The Cleveland Plan places principals at the forefront of education reform in the District and gives their schools freedom to determine spending and determine curriculum.

The Aspiring Principals Academy was started six years ago to develop transformational leaders for schools, and its graduates now hold more than a fourth of the District’s principal jobs.

The pipeline program provides a paid 11-month residency alongside a mentor principal. Last year, the 10 openings drew 300 applications, about half of those coming from outside the District.

Bosley said that during the Aspiring Principals Program, he learned more about himself as an instructional leader than he had in any previous schooling or administrative experience.

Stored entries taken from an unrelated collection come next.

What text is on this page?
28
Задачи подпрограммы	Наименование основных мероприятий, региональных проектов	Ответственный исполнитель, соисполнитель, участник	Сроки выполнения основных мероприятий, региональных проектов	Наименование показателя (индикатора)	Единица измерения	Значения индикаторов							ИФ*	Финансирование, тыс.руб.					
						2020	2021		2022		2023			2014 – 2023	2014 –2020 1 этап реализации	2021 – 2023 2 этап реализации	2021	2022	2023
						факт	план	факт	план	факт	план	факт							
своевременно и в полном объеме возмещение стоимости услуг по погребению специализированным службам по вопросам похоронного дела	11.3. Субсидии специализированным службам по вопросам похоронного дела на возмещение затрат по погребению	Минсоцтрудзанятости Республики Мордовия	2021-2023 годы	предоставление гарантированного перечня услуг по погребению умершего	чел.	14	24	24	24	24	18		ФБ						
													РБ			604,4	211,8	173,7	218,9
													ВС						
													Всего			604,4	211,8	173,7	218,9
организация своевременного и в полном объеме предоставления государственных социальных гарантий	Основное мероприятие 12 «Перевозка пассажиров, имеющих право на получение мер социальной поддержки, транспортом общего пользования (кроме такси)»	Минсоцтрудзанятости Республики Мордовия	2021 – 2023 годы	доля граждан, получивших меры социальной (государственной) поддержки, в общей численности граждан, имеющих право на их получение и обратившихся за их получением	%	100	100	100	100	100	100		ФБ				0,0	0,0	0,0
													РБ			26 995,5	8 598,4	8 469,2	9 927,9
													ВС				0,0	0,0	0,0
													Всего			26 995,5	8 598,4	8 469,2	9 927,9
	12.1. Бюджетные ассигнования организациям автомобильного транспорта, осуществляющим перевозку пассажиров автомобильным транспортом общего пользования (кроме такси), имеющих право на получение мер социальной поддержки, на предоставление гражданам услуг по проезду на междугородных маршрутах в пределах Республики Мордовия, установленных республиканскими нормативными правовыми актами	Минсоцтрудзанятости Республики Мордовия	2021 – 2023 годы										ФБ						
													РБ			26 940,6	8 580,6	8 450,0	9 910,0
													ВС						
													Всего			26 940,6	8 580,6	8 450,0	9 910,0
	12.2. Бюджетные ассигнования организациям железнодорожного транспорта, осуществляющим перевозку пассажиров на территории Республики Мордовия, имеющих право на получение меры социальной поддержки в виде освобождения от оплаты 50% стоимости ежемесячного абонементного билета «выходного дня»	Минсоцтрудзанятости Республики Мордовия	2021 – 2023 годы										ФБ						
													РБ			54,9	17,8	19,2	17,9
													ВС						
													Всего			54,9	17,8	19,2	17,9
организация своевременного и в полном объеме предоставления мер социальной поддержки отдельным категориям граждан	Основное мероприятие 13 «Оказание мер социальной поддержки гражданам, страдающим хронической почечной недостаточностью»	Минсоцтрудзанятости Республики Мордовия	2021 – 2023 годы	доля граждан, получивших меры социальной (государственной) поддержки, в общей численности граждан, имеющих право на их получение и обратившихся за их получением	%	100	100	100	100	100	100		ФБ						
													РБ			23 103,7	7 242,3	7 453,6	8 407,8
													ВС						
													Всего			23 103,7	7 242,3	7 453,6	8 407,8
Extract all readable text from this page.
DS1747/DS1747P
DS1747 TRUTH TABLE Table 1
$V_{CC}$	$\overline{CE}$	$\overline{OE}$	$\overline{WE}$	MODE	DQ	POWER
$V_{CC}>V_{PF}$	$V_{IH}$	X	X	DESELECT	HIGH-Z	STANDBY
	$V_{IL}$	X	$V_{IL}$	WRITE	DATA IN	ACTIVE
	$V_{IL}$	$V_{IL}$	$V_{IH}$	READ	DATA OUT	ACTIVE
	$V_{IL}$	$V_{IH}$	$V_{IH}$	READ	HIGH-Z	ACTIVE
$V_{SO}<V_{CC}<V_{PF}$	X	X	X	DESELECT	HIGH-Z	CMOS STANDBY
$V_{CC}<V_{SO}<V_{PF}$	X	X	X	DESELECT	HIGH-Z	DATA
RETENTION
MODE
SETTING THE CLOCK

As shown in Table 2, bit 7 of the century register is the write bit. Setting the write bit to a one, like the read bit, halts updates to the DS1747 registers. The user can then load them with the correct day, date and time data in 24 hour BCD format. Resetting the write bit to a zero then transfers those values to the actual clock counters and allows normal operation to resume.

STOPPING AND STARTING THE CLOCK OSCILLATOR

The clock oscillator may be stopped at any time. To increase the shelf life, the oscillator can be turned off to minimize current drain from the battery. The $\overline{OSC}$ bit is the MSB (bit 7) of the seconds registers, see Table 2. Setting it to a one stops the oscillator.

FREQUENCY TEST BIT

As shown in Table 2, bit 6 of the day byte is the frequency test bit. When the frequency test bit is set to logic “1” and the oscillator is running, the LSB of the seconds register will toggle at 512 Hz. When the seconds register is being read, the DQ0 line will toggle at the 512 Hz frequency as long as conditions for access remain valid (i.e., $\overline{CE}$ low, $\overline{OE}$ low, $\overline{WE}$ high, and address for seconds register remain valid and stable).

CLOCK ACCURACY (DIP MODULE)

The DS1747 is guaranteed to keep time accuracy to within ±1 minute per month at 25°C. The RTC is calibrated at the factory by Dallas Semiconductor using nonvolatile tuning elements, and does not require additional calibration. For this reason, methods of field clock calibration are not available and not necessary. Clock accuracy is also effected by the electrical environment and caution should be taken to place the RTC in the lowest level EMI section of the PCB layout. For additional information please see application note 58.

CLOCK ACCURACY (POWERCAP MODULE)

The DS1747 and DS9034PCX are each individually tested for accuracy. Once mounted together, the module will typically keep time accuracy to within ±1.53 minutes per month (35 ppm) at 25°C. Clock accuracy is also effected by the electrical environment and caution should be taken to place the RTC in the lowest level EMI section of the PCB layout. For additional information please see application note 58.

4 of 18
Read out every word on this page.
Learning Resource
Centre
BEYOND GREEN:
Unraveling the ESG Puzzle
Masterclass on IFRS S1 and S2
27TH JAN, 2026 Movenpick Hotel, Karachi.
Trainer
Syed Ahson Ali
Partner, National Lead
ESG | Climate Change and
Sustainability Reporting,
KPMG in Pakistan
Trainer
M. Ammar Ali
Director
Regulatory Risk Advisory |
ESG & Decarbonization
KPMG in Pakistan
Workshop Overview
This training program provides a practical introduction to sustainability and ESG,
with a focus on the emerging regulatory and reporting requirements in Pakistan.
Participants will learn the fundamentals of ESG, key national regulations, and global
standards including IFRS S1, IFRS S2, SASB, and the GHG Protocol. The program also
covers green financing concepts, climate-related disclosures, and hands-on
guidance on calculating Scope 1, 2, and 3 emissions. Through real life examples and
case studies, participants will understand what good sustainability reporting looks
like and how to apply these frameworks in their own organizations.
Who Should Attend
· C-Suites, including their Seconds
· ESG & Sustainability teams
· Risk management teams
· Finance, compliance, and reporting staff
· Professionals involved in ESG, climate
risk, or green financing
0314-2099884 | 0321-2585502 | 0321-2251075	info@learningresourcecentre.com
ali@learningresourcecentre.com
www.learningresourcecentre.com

"The skills and experience developed throughout the program, coupled with the District’s trust in principals to make positive, impactful change for our kids and their families, has given me purpose to call CMSD home," he said. "To work in an organization that is forward thinking, speaks of hope and always leads with kids’ best interests in mind gives me the drive and determination to lead one of CMSD’s remarkable schools."

Patterson said he became a principal because he views it as “the most effective position for bringing positive change to student lives and education.” He said the Aspiring Principals Academy taught him how to be   “systems thinker” and make effective teaching and learning part of school culture.

Humphrey echoed the sentiments of many past academy graduates who have described the preparation as invaluable.

"I have always had a passion for urban education and a strong commitment to social justice," she said. "The Aspiring Principals Academy gave me the opportunity to further develop my leadership skills and to begin doing the work of the principalship immediately through my internship year. The intense learning environment and the support provided through the program prepared me for the reality of the role of the principal." 

Because of the academy’s success in reducing openings, the program’s format is changing.

Aspiring Principals 2.0 was open only to current assistant principals and curriculum and instruction specialists. Six members will start their year July 15, with a three-week boot camp.

A plan that guides CMSD’s central office calls for continuing to build the capacity of principals and their leadership teams.

A task force collected input from school leaders, and the information will be used to create professional development for principals, said Heather Grant, director of the Aspiring Principals Program and new principal support. The professional development will be divided into tiers based on principals’ varying needs.